Néill, (Schwarzer seemed like a good pundit though), Ireland

 

What Matt Stead said.
John Collins, WWFC, London

 

I’m a law student, and that ‘Neville’s advocate’ headline made my day.
Robert, Birmingham. 

 

Bolt from the blue
So what started out as a good news story – Usain Bolt, one of the greatest athletes ever to walk the planet was looking to make a success of himself in the world’s most popular game, a sport he says he truly loves … and he has managed to turn into a fiasco.

No doubt he deserves the opportunities afforded to him by his success elsewhere, he has earned the privilege to try out for a professional football outfit because of who he is. I’ve no problem with that. What really gets my goat though, is that one of the world richest sports superstars has turned his nose up at the opportunity to play professionally in the sport he supposedly loves (at a level he really isn’t technically good enough for) … because they’re not paying him enough money.

WTF is going through his head? You can bang on all you like about professional sportsman’s having short careers and needing to maximize their earning opportunities blah bah blah … but I’m calling bullsh*t. This guy isn’t just famous, he’s an absolute megastar, a multimillionaire, and for the rest of his life he could earn buckets of money by just turning up to anything he wants for a fee. Pricing himself out his own dream is frankly idiotic, self-defeating, and short sighted.
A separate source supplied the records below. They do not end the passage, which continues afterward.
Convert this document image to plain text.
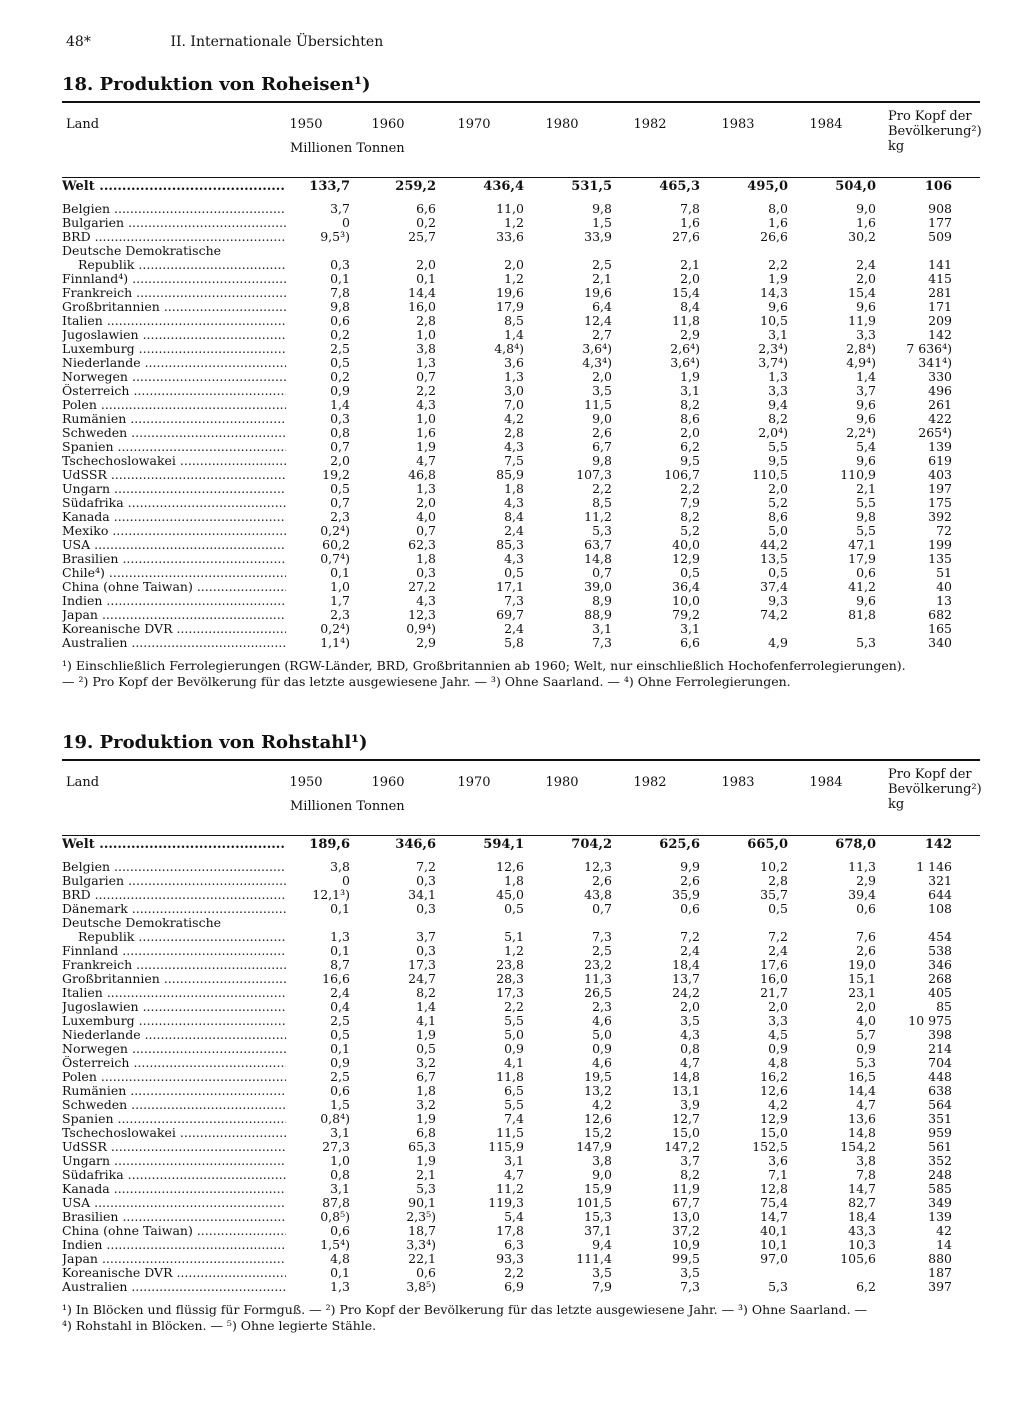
48*	II. Internationale Übersichten
18. Produktion von Roheisen¹)
Land	1950	1960	1970	1980	1982	1983	1984
Millionen Tonnen
Pro Kopf der Bevölkerung²) kg
Welt .....	133,7	259,2	436,4	531,5	465,3	495,0	504,0	106

Belgien .....	3,7	6,6	11,0	9,8	7,8	8,0	9,0	908

Bulgarien .....	0	0,2	1,2	1,5	1,6	1,6	1,6	177

BRD .....	9,5³)	25,7	33,6	33,9	27,6	26,6	30,2	509
Deutsche Demokratische								

Republik .....	0,3	2,0	2,0	2,5	2,1	2,2	2,4	141

Finnland⁴) .....	0,1	0,1	1,2	2,1	2,0	1,9	2,0	415

Frankreich .....	7,8	14,4	19,6	19,6	15,4	14,3	15,4	281

Großbritannien .....	9,8	16,0	17,9	6,4	8,4	9,6	9,6	171

Italien .....	0,6	2,8	8,5	12,4	11,8	10,5	11,9	209

Jugoslawien .....	0,2	1,0	1,4	2,7	2,9	3,1	3,3	142

Luxemburg .....	2,5	3,8	4,8⁴)	3,6⁴)	2,6⁴)	2,3⁴)	2,8⁴)	7 636⁴)

Niederlande .....	0,5	1,3	3,6	4,3⁴)	3,6⁴)	3,7⁴)	4,9⁴)	341⁴)

Norwegen .....	0,2	0,7	1,3	2,0	1,9	1,3	1,4	330

Österreich .....	0,9	2,2	3,0	3,5	3,1	3,3	3,7	496

Polen .....	1,4	4,3	7,0	11,5	8,2	9,4	9,6	261

Rumänien .....	0,3	1,0	4,2	9,0	8,6	8,2	9,6	422

Schweden .....	0,8	1,6	2,8	2,6	2,0	2,0⁴)	2,2⁴)	265⁴)

Spanien .....	0,7	1,9	4,3	6,7	6,2	5,5	5,4	139

Tschechoslowakei .....	2,0	4,7	7,5	9,8	9,5	9,5	9,6	619

UdSSR .....	19,2	46,8	85,9	107,3	106,7	110,5	110,9	403

Ungarn .....	0,5	1,3	1,8	2,2	2,2	2,0	2,1	197

Südafrika .....	0,7	2,0	4,3	8,5	7,9	5,2	5,5	175

Kanada .....	2,3	4,0	8,4	11,2	8,2	8,6	9,8	392

Mexiko .....	0,2⁴)	0,7	2,4	5,3	5,2	5,0	5,5	72

USA .....	60,2	62,3	85,3	63,7	40,0	44,2	47,1	199

Brasilien .....	0,7⁴)	1,8	4,3	14,8	12,9	13,5	17,9	135

Chile⁴) .....	0,1	0,3	0,5	0,7	0,5	0,5	0,6	51

China (ohne Taiwan) .....	1,0	27,2	17,1	39,0	36,4	37,4	41,2	40

Indien .....	1,7	4,3	7,3	8,9	10,0	9,3	9,6	13

Japan .....	2,3	12,3	69,7	88,9	79,2	74,2	81,8	682

Koreanische DVR .....	0,2⁴)	0,9⁴)	2,4	3,1	3,1			165

Australien .....	1,1⁴)	2,9	5,8	7,3	6,6	4,9	5,3	340
¹) Einschließlich Ferrolegierungen (RGW-Länder, BRD, Großbritannien ab 1960; Welt, nur einschließlich Hochofenferrolegierungen).
— ²) Pro Kopf der Bevölkerung für das letzte ausgewiesene Jahr. — ³) Ohne Saarland. — ⁴) Ohne Ferrolegierungen.
19. Produktion von Rohstahl¹)
Land	1950	1960	1970	1980	1982	1983	1984
Millionen Tonnen
Pro Kopf der Bevölkerung²) kg
Welt .....	189,6	346,6	594,1	704,2	625,6	665,0	678,0	142

Belgien .....	3,8	7,2	12,6	12,3	9,9	10,2	11,3	1 146

Bulgarien .....	0	0,3	1,8	2,6	2,6	2,8	2,9	321

BRD .....	12,1³)	34,1	45,0	43,8	35,9	35,7	39,4	644

Dänemark .....	0,1	0,3	0,5	0,7	0,6	0,5	0,6	108
Deutsche Demokratische								

Republik .....	1,3	3,7	5,1	7,3	7,2	7,2	7,6	454

Finnland .....	0,1	0,3	1,2	2,5	2,4	2,4	2,6	538

Frankreich .....	8,7	17,3	23,8	23,2	18,4	17,6	19,0	346

Großbritannien .....	16,6	24,7	28,3	11,3	13,7	16,0	15,1	268

Italien .....	2,4	8,2	17,3	26,5	24,2	21,7	23,1	405

Jugoslawien .....	0,4	1,4	2,2	2,3	2,0	2,0	2,0	85

Luxemburg .....	2,5	4,1	5,5	4,6	3,5	3,3	4,0	10 975

Niederlande .....	0,5	1,9	5,0	5,0	4,3	4,5	5,7	398

Norwegen .....	0,1	0,5	0,9	0,9	0,8	0,9	0,9	214

Österreich .....	0,9	3,2	4,1	4,6	4,7	4,8	5,3	704

Polen .....	2,5	6,7	11,8	19,5	14,8	16,2	16,5	448

Rumänien .....	0,6	1,8	6,5	13,2	13,1	12,6	14,4	638

Schweden .....	1,5	3,2	5,5	4,2	3,9	4,2	4,7	564

Spanien .....	0,8⁴)	1,9	7,4	12,6	12,7	12,9	13,6	351

Tschechoslowakei .....	3,1	6,8	11,5	15,2	15,0	15,0	14,8	959

UdSSR .....	27,3	65,3	115,9	147,9	147,2	152,5	154,2	561

Ungarn .....	1,0	1,9	3,1	3,8	3,7	3,6	3,8	352

Südafrika .....	0,8	2,1	4,7	9,0	8,2	7,1	7,8	248

Kanada .....	3,1	5,3	11,2	15,9	11,9	12,8	14,7	585

USA .....	87,8	90,1	119,3	101,5	67,7	75,4	82,7	349

Brasilien .....	0,8⁵)	2,3⁵)	5,4	15,3	13,0	14,7	18,4	139

China (ohne Taiwan) .....	0,6	18,7	17,8	37,1	37,2	40,1	43,3	42

Indien .....	1,5⁴)	3,3⁴)	6,3	9,4	10,9	10,1	10,3	14

Japan .....	4,8	22,1	93,3	111,4	99,5	97,0	105,6	880

Koreanische DVR .....	0,1	0,6	2,2	3,5	3,5			187

Australien .....	1,3	3,8⁵)	6,9	7,9	7,3	5,3	6,2	397
¹) In Blöcken und flüssig für Formguß. — ²) Pro Kopf der Bevölkerung für das letzte ausgewiesene Jahr. — ³) Ohne Saarland. —
⁴) Rohstahl in Blöcken. — ⁵) Ohne legierte Stähle.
Actually maybe he is the perfect footballer.

I’ve lost a lot of respect for him. (A situation I expect he’s gutted about).
David Moore – Added my parentheses above.

 

Stadium security
There’s a bit of a strange story ongoing about the whole toy guns in Old Trafford event. The press are certainly sensationalising it.

But… it would have been just as easy to bring actual guns into that or any other stadium. I recall in the weeks after the Paris Atrocities there were flares still going off in various top tier stadiums. As a Liverpool fan I recognise that my own fanbase is probably the worst for smuggling in flares. Honestly, we light them up for goals, winning a corner or a forward pass from Henderson. Any excuse.

But it’s a serious problem in my opinion. At a time when I would expect stadium security to be ultra tight it wasn’t and still isn’t today. So the toy guns the flares, while not inherently dangerous, do demonstrate that there is no real security in a day and age when targeting crowds is a popular tactic of the spiritually deranged.

I know stadiums do a lot of security sweeps. Remember the fake ‘bomb’ left in the toilets a while ago during a sniffer dogs test? But I do think a little more entrance security wouldn’t go amiss.